# DB no steam after descale



## davidk (Aug 27, 2017)

Hi

Have owned my DB for nearly 2 years now without any problems but descaled it yesterday and had no steam afterwards, just 3 beeps. It looks like the steam boiler didn't fill at some point in the process.

I couldn't get it to work yesterday but after being switched off overnight it worked OK again this morning.

Anyone else had this or know what the problem is?


----------



## ajohn (Sep 23, 2017)

I believe 3 beeps means that the steam boiler didn't reach temperature. Sometimes if steam is selected just at the point when brew temperature is reached it beeps as the steam boiler is still heating.

There was a firmware release a long time ago where people could manage to get steam boiler heating with no water in it related to descaling. Going on Breville pages that aren't available now very few were released. When this happened the machines were basically broke and needed repairing. Either a thermal fuse replacing or that and a new heating element. If it's ok now can't have been that.

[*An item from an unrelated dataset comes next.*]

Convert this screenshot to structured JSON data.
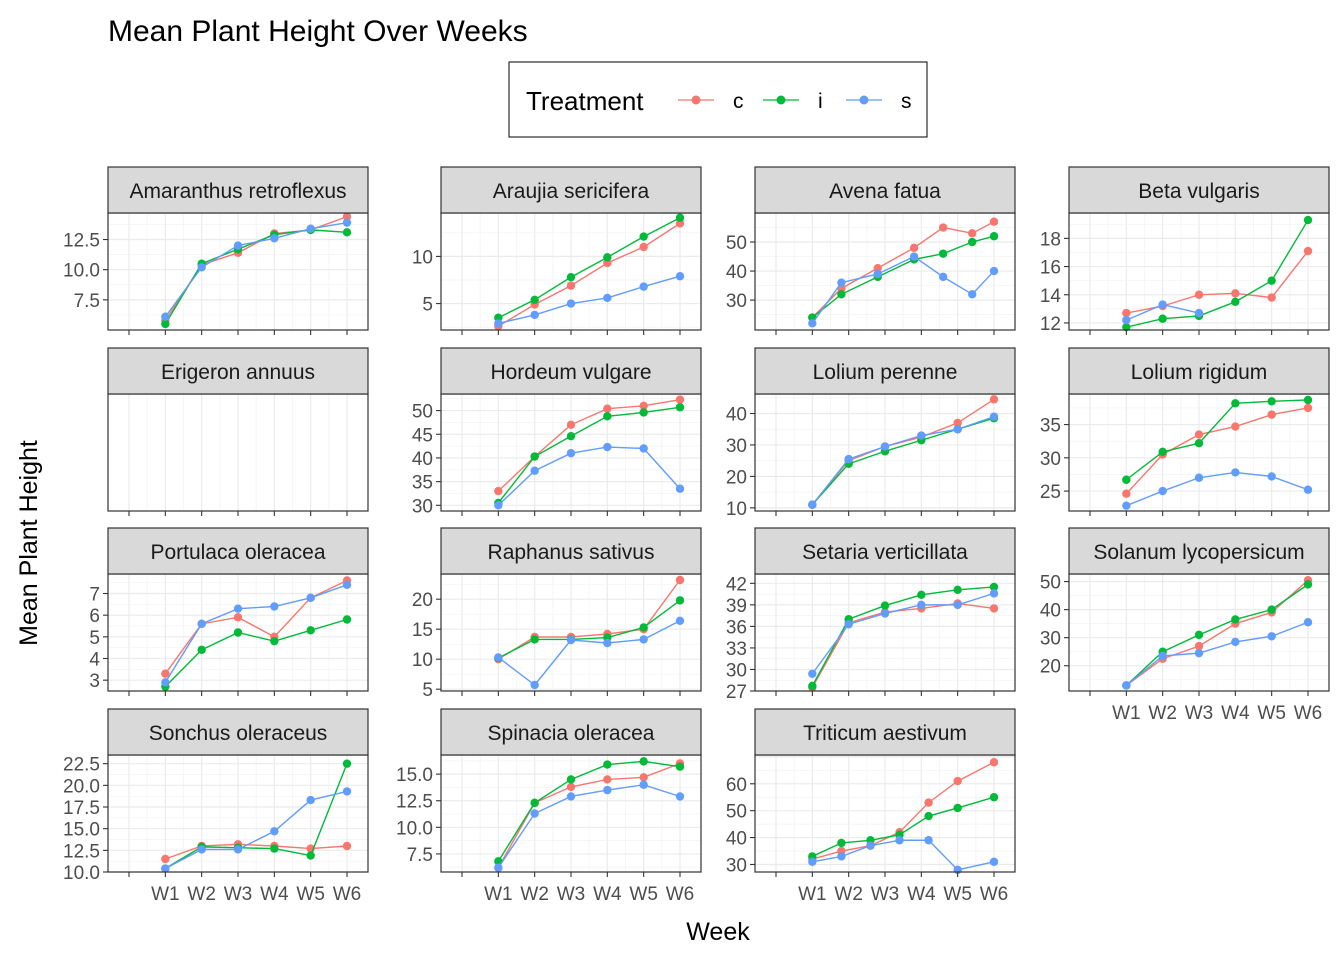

I've not noticed any problems descaling. I always let descale fill and heat before exiting descale. I vaguely recollect one instance where it didn't reheat maybe because I did a lot of flushes but it did when I exited,

The first refurb I had failed as described but for a different reason. On the first power up and fill the pump made a hell of a racket and was obviously failing to pump water at times. Net result was the steam boiler overheating and a broken machine that was sent back. It did produce steam during the first power up for a while and then none some mins later as the boiler had cooled. 3 beeps then too.

John

-


----------



## robashton (May 9, 2015)

FYI I had this today and it was related to the de-scaler solution confusing a sensor or such (And is tangentially related to a similar issue where the machine refuses to descale because of presumably the same sensor)

I ended up (as I had the sage apart anyway) manually pouring some fresh water into the boiler directly - which seemed to clear it, I probably don't recommend that.


----------



## ajohn (Sep 23, 2017)

Sounds like it may be the level sensors and they need cleaning. It's the usual reason for the valve error when trying to descale.

This rather wordy video might help with which ones are level probes






Also here

https://outwestcoffee.com.au/index.php/2018/03/02/breville-valv-error-during-descaling/

People have mentioned engineers cleaning them but never mention how. If plain stainless I'd use wire wool or a brillo pad. Maybe even fine emery cloth with a bit of soapy water on it - rather than oil.

I'm due to take a look in mine and check that sort of thing but haven't yet. I have an O ring kit from the .au site and will fit that too after measuring the sizes. Also take a look at how clean the solenoid valves are - with care as there seems to be a shaped moulded seal on one which will be hard to replace if damaged. Might be on the .au site but have seen out of stock on other sites.

John

-


----------